The whisper was soft, clouded in the throat of sleep.

To begin with, there was no sound of reply, but he soon sat up and searched the darkness.

With Papa still in her bedroom, Liesel sat on the other side of the fireplace from Max. Behind them, Mama loudly slept. She gave the snorer on the train a good run for her money.

The fire was nothing now but a funeral of smoke, dead and dying, simultaneously. On this particular morning, there were also voices.

THE SWAPPING OF NIGHTMARES

The girl: “Tell me. What do you see when you dream like that?”

The Jew: “… I see myself turning around, and waving goodbye.”

The girl: “I also have nightmares.”

The Jew: “What do you see?”

The girl: “A train, and my dead brother.”

The Jew: “Your brother?”

The girl: “He died when I moved here, on the way.”

The girl and the Jew, together: “Ja—yes.”

It would be nice to say that after this small breakthrough, neither Liesel nor Max dreamed their bad visions again. It would be nice but untrue. The nightmares arrived like they always did, much like the best player in the opposition when you’ve heard rumors that he might be injured or sick—but there he is, warming up with the rest of them, ready to take the field. Or like a timetabled train, arriving at a nightly platform, pulling the memories behind it on a rope. A lot of dragging. A lot of awkward bounces.

The only thing that changed was that Liesel told her papa that she should be old enough now to cope on her own with the dreams. For a moment, he looked a little hurt, but as always with Papa, he gave the right thing to say his best shot.

“Well, thank God.” He halfway grinned. “At least now I can get some proper sleep. That chair was killing me.” He put his arm around the girl and they walked to the kitchen.

As time progressed, a clear distinction developed between two very different worlds—the world inside 33 Himmel Street, and the one that resided and turned outside it. The trick was to keep them apart.

In the outside world, Liesel was learning to find some more of its uses. One afternoon, when she was walking home with an empty washing bag, she noticed a newspaper poking out of a garbage can. The weekly edition of the Molching Express.
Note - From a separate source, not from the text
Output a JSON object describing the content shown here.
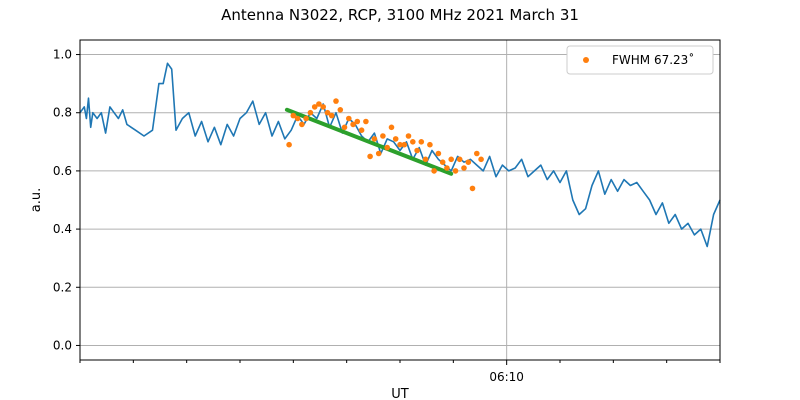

She lifted it out and took it home, presenting it to Max. “I thought,” she told him, “you might like to do the crossword to pass the time.”

Max appreciated the gesture, and to justify her bringing it home, he read the paper from cover to cover and showed her the puzzle a few hours later, completed but for one word.

“Damn that seventeen down,” he said.

In February 1941, for her twelfth birthday, Liesel received another used book, and she was grateful. It was called The Mud Men and was about a very strange father and son. She hugged her mama and papa, while Max stood uncomfortably in the corner.

“Alles Gute zum Geburtstag.” He smiled weakly. “All the best for your birthday.” His hands were in his pockets. “I didn’t know, or else I could have given you something.” A blatant lie—he had nothing to give, except maybe Mein Kampf, and there was no way he’d give such propaganda to a young German girl. That would be like the lamb handing a knife to the butcher.

There was an uncomfortable silence.

She had embraced Mama and Papa.

Max looked so alone.

Liesel swallowed.

And she walked over and hugged him for the first time. “Thanks, Max.”

At first, he merely stood there, but as she held on to him, gradually his hands rose up and gently pressed into her shoulder blades.